Petrol drivers hit with extra 3p per mile charges | Tech News
Petrol drivers are going through 20p per mile charges on average in June following months of sharp price rises, an increase of 3p per mile since January.
Drivers are by now painfully conscious of the hovering price of petrol and diesel, with the struggle within the Middle East having seen petrol costs shoot up. In January, the Express reported that petrol was 134.97p per litre and diesel was 142.96p, which meant average costs of 17p per mile. As of Monday, June 1, petrol is presently 159.48p per litre and diesel is 184.31p, which implies will increase of 55p and 38p per litre respectively for the reason that begin of 2026.
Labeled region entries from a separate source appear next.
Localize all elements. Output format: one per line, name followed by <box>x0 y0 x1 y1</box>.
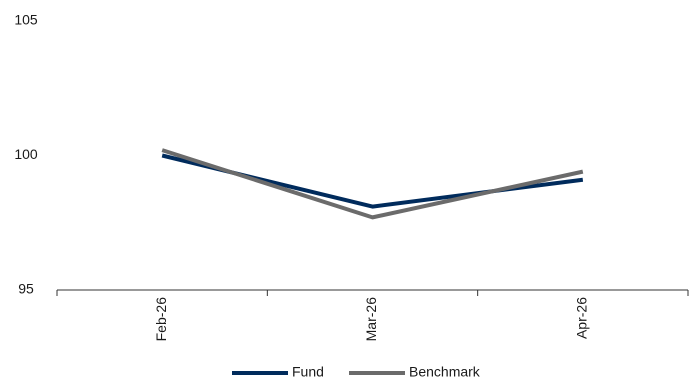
y-tick-label: 100 <box>14 146 38 162</box>
x-tick-label: Mar-26 <box>363 297 379 342</box>
y-axis-ticks: 95 100 105 <box>14 12 38 297</box>
x-tick-label: Feb-26 <box>153 297 169 342</box>
x-tick-label: Apr-26 <box>574 297 590 339</box>
legend-label-fund: Fund <box>292 364 324 380</box>
legend: Fund Benchmark <box>232 364 481 380</box>
y-tick-label: 105 <box>14 12 38 28</box>
series-lines <box>161 148 584 220</box>
legend-label-benchmark: Benchmark <box>409 364 481 380</box>
x-axis-ticks: Feb-26 Mar-26 Apr-26 <box>56 290 689 342</box>
series-line-benchmark <box>161 148 584 220</box>
y-tick-label: 95 <box>18 281 34 297</box>
series-line-fund <box>161 153 584 209</box>
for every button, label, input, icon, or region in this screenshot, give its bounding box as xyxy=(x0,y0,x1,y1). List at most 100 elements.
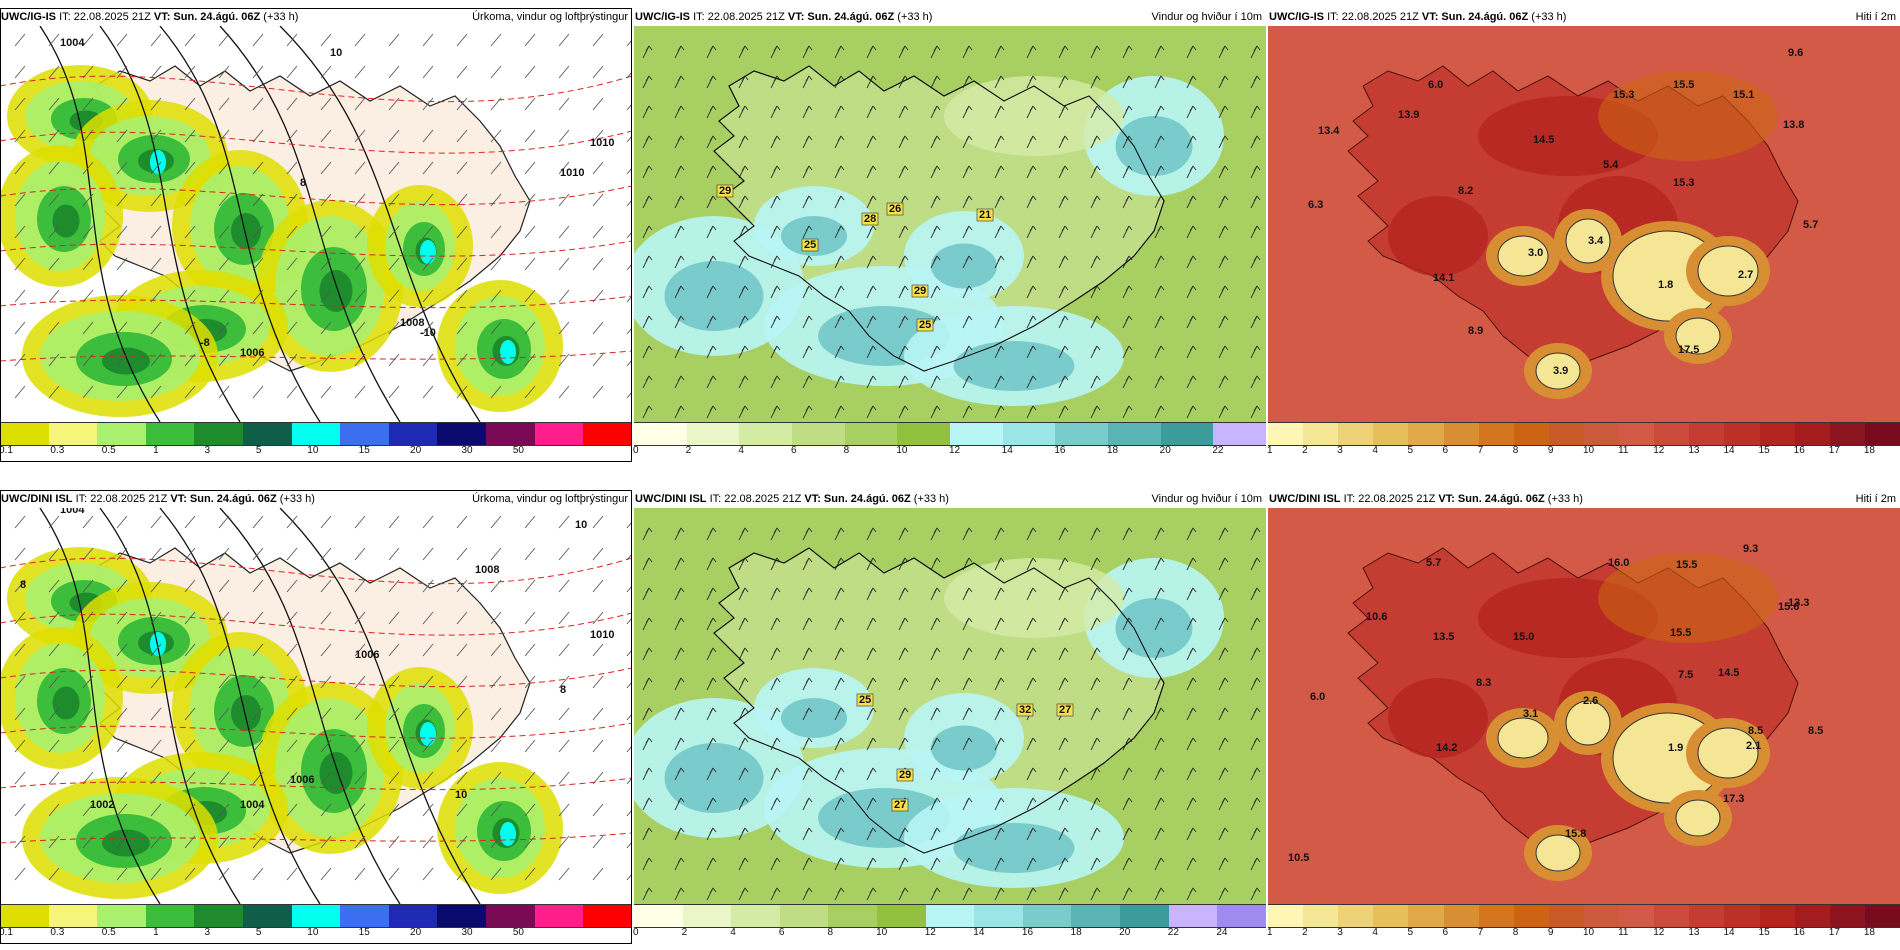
lead-time: (+33 h) xyxy=(913,493,949,505)
temp-map-canvas: 6.0 13.4 13.9 6.3 8.2 14.5 15.3 15.5 15.1 9.6 13.8… xyxy=(1268,26,1900,422)
scale-tick-label: 15 xyxy=(358,927,370,938)
run-info: UWC/DINI ISL IT: 22.08.2025 21Z VT: Sun.… xyxy=(635,490,949,508)
scale-swatch xyxy=(634,423,687,445)
scale-swatch xyxy=(1303,905,1339,927)
scale-swatch xyxy=(437,905,487,927)
map-value-label: 8.5 xyxy=(1808,725,1823,737)
scale-tick-label: 4 xyxy=(730,927,736,938)
map-value-label: 1008 xyxy=(400,317,424,329)
panel-header: UWC/IG-IS IT: 22.08.2025 21Z VT: Sun. 24… xyxy=(0,8,632,26)
map-value-label: 10 xyxy=(455,789,467,801)
scale-tick-label: 50 xyxy=(512,927,524,938)
scale-tick-label: 5 xyxy=(1407,927,1413,938)
map-value-label: 15.5 xyxy=(1670,627,1691,639)
map-value-label: 15.1 xyxy=(1733,89,1754,101)
lead-time: (+33 h) xyxy=(263,11,299,23)
scale-tick-label: 30 xyxy=(461,445,473,456)
init-time: IT: 22.08.2025 21Z xyxy=(59,11,151,23)
scale-tick-label: 0.5 xyxy=(101,445,116,456)
scale-swatch xyxy=(1373,905,1409,927)
map-value-label: 2.1 xyxy=(1746,740,1761,752)
map-value-label: 13.5 xyxy=(1433,631,1454,643)
scale-tick-label: 4 xyxy=(738,445,744,456)
scale-tick-label: 16 xyxy=(1793,927,1805,938)
scale-tick-label: 24 xyxy=(1216,927,1228,938)
scale-swatch xyxy=(243,423,292,445)
init-time: IT: 22.08.2025 21Z xyxy=(1327,11,1419,23)
color-scale: 0 2 4 6 8 10 12 14 16 18 20 22 24 xyxy=(633,904,1266,944)
scale-swatch xyxy=(1829,905,1865,927)
scale-tick-label: 3 xyxy=(1337,445,1343,456)
map-value-label: 28 xyxy=(864,213,876,225)
map-value-label: 8 xyxy=(300,177,306,189)
precip-map-canvas: 1004 1006 1008 1006 1002 1004 10 8 10 8 1010 xyxy=(0,508,632,904)
map-value-label: 15.5 xyxy=(1676,559,1697,571)
gust-box xyxy=(1056,703,1074,717)
scale-swatch xyxy=(1120,905,1169,927)
gust-box xyxy=(916,318,934,332)
map-value-label: 21 xyxy=(979,209,991,221)
gust-box xyxy=(801,238,819,252)
scale-swatch xyxy=(1408,423,1444,445)
map-value-label: 17.3 xyxy=(1723,793,1744,805)
scale-tick-label: 10 xyxy=(896,445,908,456)
map-value-label: 3.1 xyxy=(1523,708,1538,720)
scale-tick-label: 10 xyxy=(307,445,319,456)
wind-map-canvas: 25 32 27 29 27 xyxy=(634,508,1266,904)
scale-swatch xyxy=(340,905,389,927)
field-label: Hiti í 2m xyxy=(1855,11,1896,23)
scale-swatch xyxy=(291,423,341,445)
map-value-label: 25 xyxy=(859,694,871,706)
field-label: Úrkoma, vindur og loftþrýstingur xyxy=(472,493,628,505)
scale-swatch xyxy=(583,423,632,445)
scale-swatch xyxy=(0,423,49,445)
map-value-label: 9.3 xyxy=(1743,543,1758,555)
scale-tick-label: 6 xyxy=(1442,445,1449,456)
map-value-label: 1006 xyxy=(290,774,314,786)
init-time: IT: 22.08.2025 21Z xyxy=(1343,493,1436,505)
panel-header: UWC/DINI ISL IT: 22.08.2025 21Z VT: Sun.… xyxy=(634,490,1266,508)
scale-tick-label: 6 xyxy=(791,445,797,456)
init-time: IT: 22.08.2025 21Z xyxy=(709,493,802,505)
valid-time: VT: Sun. 24.ágú. 06Z xyxy=(170,493,277,505)
scale-tick-label: 9 xyxy=(1547,445,1554,456)
map-value-label: 29 xyxy=(899,769,911,781)
scale-tick-label: 3 xyxy=(1337,927,1343,938)
color-scale: 0 2 4 6 8 10 12 14 16 18 20 22 xyxy=(633,422,1267,462)
scale-tick-label: 10 xyxy=(1583,927,1595,938)
scale-swatch xyxy=(583,905,632,927)
map-value-label: 10 xyxy=(575,519,587,531)
map-value-label: 2.7 xyxy=(1738,269,1753,281)
map-value-label: 8.2 xyxy=(1458,185,1473,197)
panel-frame xyxy=(0,490,632,944)
lead-time: (+33 h) xyxy=(279,493,315,505)
panel-uwcdiniisl-precip: UWC/DINI ISL IT: 22.08.2025 21Z VT: Sun.… xyxy=(0,490,632,950)
scale-swatch xyxy=(877,905,926,927)
scale-tick-label: 1 xyxy=(153,927,159,938)
map-value-label: 15.8 xyxy=(1565,828,1586,840)
map-value-label: 6.0 xyxy=(1428,79,1443,91)
scale-swatch xyxy=(534,905,584,927)
map-value-label: 1006 xyxy=(240,347,264,359)
scale-swatch xyxy=(828,905,878,927)
map-value-label: 8.3 xyxy=(1476,677,1491,689)
map-value-label: 1008 xyxy=(475,564,499,576)
scale-tick-label: 13 xyxy=(1688,927,1700,938)
scale-swatch xyxy=(145,423,195,445)
panel-header: UWC/DINI ISL IT: 22.08.2025 21Z VT: Sun.… xyxy=(1268,490,1900,508)
scale-swatch xyxy=(731,905,780,927)
scale-tick-label: 0.1 xyxy=(0,927,13,938)
map-value-label: 13.9 xyxy=(1398,109,1419,121)
scale-tick-label: 20 xyxy=(1119,927,1131,938)
scale-swatch xyxy=(1002,423,1056,445)
field-label: Vindur og hviður í 10m xyxy=(1151,11,1262,23)
map-value-label: 27 xyxy=(894,799,906,811)
model-name: UWC/IG-IS xyxy=(1,11,56,23)
scale-swatch xyxy=(1338,905,1374,927)
scale-tick-label: 18 xyxy=(1070,927,1082,938)
scale-swatch xyxy=(1829,423,1865,445)
precip-map: 1004 1006 1008 1006 1002 1004 10 8 10 8 1010 xyxy=(0,508,632,904)
map-value-label: 2.6 xyxy=(1583,695,1598,707)
map-value-label: 25 xyxy=(804,239,816,251)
According to motoring and insurance coverage web site Nimblefins, the average fuel economic system of UK petrol automobiles is 36mpg, which signifies that, based mostly on the new price per litre for petrol at present (June 1), it now prices a large 20p per mile to fuel the average petrol car.
Motoring analysis charity the RAC Foundation estimated that rises in pump costs for the reason that battle within the Middle East started on February 28 have led to motorists paying an further half a billion kilos for petrol and £1.5billion for diesel.
The evaluation additionally reveals the extra VAT obtained by the Treasury as a result of fuel is more costly exceeds £336 million.
The figures are based mostly on average each day pump price rises and final yr’s fuel consumption charge.
VAT on highway fuel is charged at 20% on prime of the mixed price of the product and fuel responsibility, with the latter standing at almost 53p per litre.
Steve Gooding, director of the RAC Foundation, stated: “This is another unwelcome milestone for millions of motorists as the financial pain caused by the war in the Persian Gulf continues to mount up.
“As ministers themselves have warned, the economic effects of the conflict could last for months even after it has ended.
“The owners of diesel vehicles have borne the largest brunt of the pump price hikes, many of whom will be commercial users with little choice but to pass on their costs to their customers.
“Whether we are drivers or not, we all end up feeling the pinch from sky-high forecourt fuel prices.”
Following the latest spike in costs, the federal government has now confirmed that it’ll prolong the non permanent fuel responsibility cut of 5p one more time. Due to finish in September, the cut took 5p per litre off the price of fuel on the pumps.
Following price of dwelling stress from drivers, Chancellor Rachel Reeves confirmed that the cut will probably be prolonged again, till the tip of 2026.